Jours 23-24 – Danil et la Russie

De toute l’expédition, la palme de l’arrêt interminable revient à Seyda (сейда), gare de bifurcation entre la branche de Vorkouta, au nord, et celle de Labytnangi (Лабытнанги),‎ à l’est. Avant-hier, le train y est resté planté 128 minutes. 2 heures et 8 minutes d’immobilité, marquées en gras dans les horaires détaillés du train, affichés près de la loge de l’agent RZD. Car les matériels semblent affectés à des missions précises et nous avions d’ailleurs eu la surprise de retrouver au retour de Sob’ la même voiture 4 qu’à l’aller et d’y être accueilli par les mêmes dames. Le retour de l’Asie vers l’Europe fut moins chahuté qu’à l’aller et j’eus tout le loisir d’observer les manœuvres à Seyda.

Jour  22 - Train Asie - Europe

Tout un manège ! Quelques passagers descendaient immédiatement sur le « quai », c’est-à-dire dans la neige au niveau des rails. Puis commença une véritable partie de magasinier chinois, trop longue pour rentrer dans un si petit blog. Pendant ce temps, nos aimables cheffes de voiture nous sortaient de la torpeur en usant de la hache et de la barre à mine sur les essieux glacés, juste sous nos sièges ! Objets parfaitement anodins dans un train RZD, puisqu’il faut bien enlever la glace d’une manière ou d’une autre, mais néanmoins gardés dans un placard secret en haut de l’escalier d’entrée, avec le poële à charbon de la voiture. Au final, l’arrière de notre train est parti vers l’avant et l’avant vers l’arrière. Pourquoi pas l’inverse, mystère ; cela aurait pourtant simplifié les manœuvres !
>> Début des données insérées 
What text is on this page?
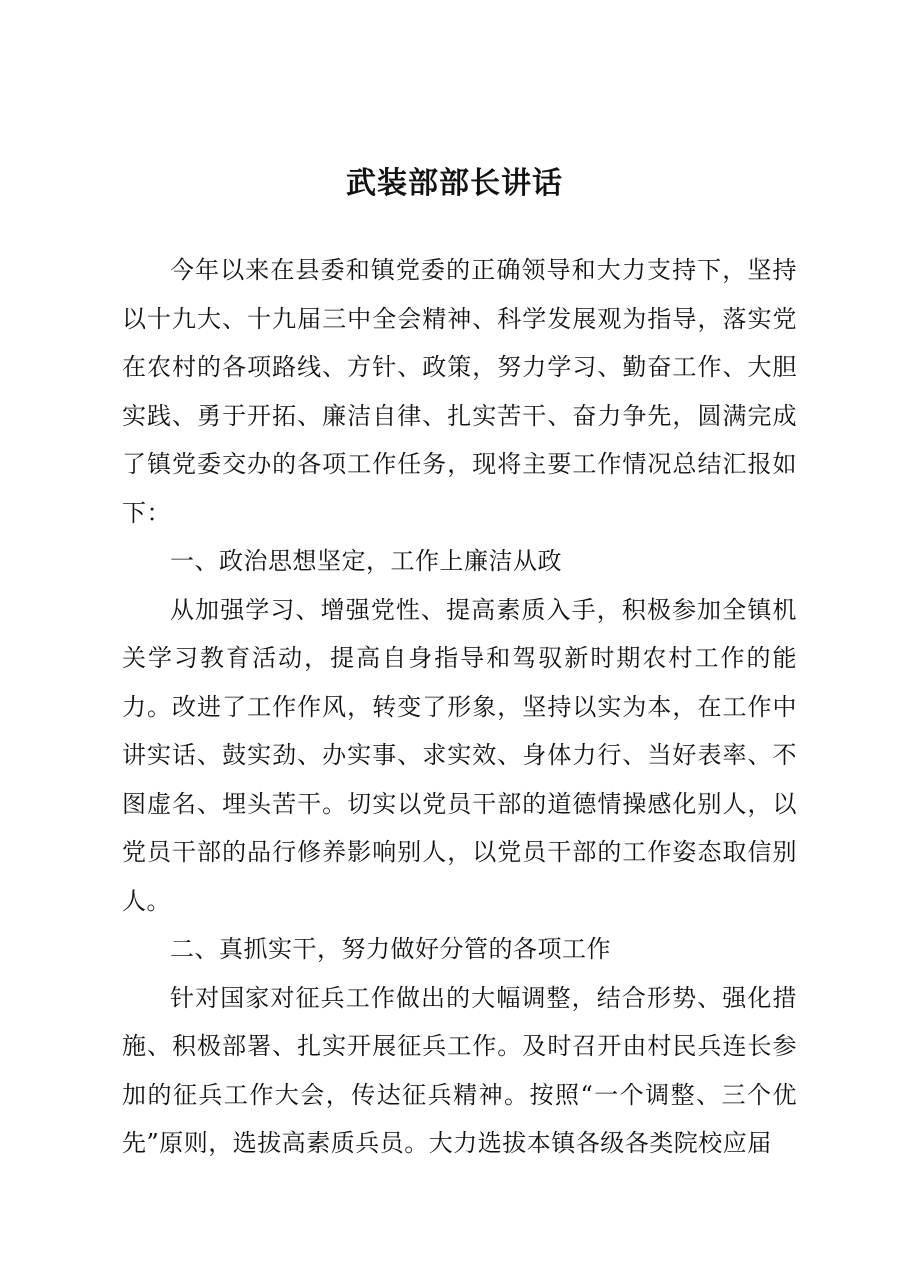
武装部部长讲话

今年以来在县委和镇党委的正确领导和大力支持下，坚持以十九大、十九届三中全会精神、科学发展观为指导，落实党在农村的各项路线、方针、政策，努力学习、勤奋工作、大胆实践、勇于开拓、廉洁自律、扎实苦干、奋力争先，圆满完成了镇党委交办的各项工作任务，现将主要工作情况总结汇报如下：

一、政治思想坚定，工作上廉洁从政

从加强学习、增强党性、提高素质入手，积极参加全镇机关学习教育活动，提高自身指导和驾驭新时期农村工作的能力。改进了工作作风，转变了形象，坚持以实为本，在工作中讲实话、鼓实劲、办实事、求实效、身体力行、当好表率、不图虚名、埋头苦干。切实以党员干部的道德情操感化别人，以党员干部的品行修养影响别人，以党员干部的工作姿态取信别人。

二、真抓实干，努力做好分管的各项工作

针对国家对征兵工作做出的大幅调整，结合形势、强化措施、积极部署、扎实开展征兵工作。及时召开由村民兵连长参加的征兵工作大会，传达征兵精神。按照“一个调整、三个优先”原则，选拔高素质兵员。大力选拔本镇各级各类院校应届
Arrivés à Vorkouta, enfin, nous retrouvions Danil. Danil – encore du bon boulot de mes anges-gardiens – est aide-mécanicien aux RZD. Il nous avait emmené voir le dépôt, installation de 70 ans couverte d’une formidable couche de neige. Dedans, des locomotives classiques (2T, T3M, CME-3) : le parc moteur russe semble bien standardisé. Mais aussi des engins étranges, telle cette grue à charbon ou ce convoi déneigeur à pinces suivi de plusieurs wagons à tapis roulant vibrant. Ici, un chasse-neige :

Clou de la visite, l’atelier de réparation des locos (petites et moyennes interventions), ruisselant d’huile. Un lieu encore plus glissant que l’extérieur, ce qui n’est pas peu dire. Détail très russe, un tuyau crachait de la vapeur d’eau dans un coin. A part ça, l’endroit était propre et une 2T y trônait sur l’une des deux petites voies. Depuis la corniche, nous entrions dans les sobres cabines, puis dans les compartiments moteurs, occupés chacun par une énorme machine 2*8 cylindres de 3000 chevaux, alimentée par un réservoir de 6000 litres.

Pour ce deuxième séjour nous nous baladions en ville. Danil avançait entre des bâtiments décatis – comme la moitié de la population est payée à déblayer de la neige 8 mois dans l’année, il n’en reste pas assez pour la cosmétique – engloutis sous une neige pure aux formes abstraites. Non loin, un homme aux commandes d’une petite fraiseuse dégageait le tour de la patinoire en plein air, malmenée par le vent. Des arbres sombres se partageaient le pourtour, leurs grands troncs noirs s’enfonçant dans un coussin blanc. Dans le ciel gris montait une immense antenne parabolique d’une nuance de gris un peu plus sombre et métallique, dégoulinante de neige et de glace. L’engin, pointé vers le ciel, sorti d’un James Bond des années 80, devait être en pleine discussion avec le cosmos.

jour 22 - Vorkouta en avril

Rentrés avec le bus, nous découvrions encore un peu de ce pays qui n’utilise pas google et facebook – cela a d’ailleurs quelque chose de rassurant – mais Yandex et Kontakti. Nous regardions ainsi ces mystérieux dessins animés plein de brumes, de lumière et de personnages fantastiques, aux histoires à interpréter soi-même.

Danil sortit soudain un poisson congelé, pêché dans le coin aux beaux jours ; si l’on excepte les bataillons de moustique qui obligent à y porter une moustiquaire sur la tête, la région a l’air intéressante l’été. Il prépara à la main le poisson et en fit un sashimi froid à déguster accompagné d’une soucoupe de poivre au sel, de vodka et d’un petit verre de Rodiola ; plante aux vertus énergisantes que l’on laisse tremper dans l’alcool plusieurs mois. Le breuvage était utilisé par les cosmonautes et les sportifs de haut niveau pendant la période soviétique.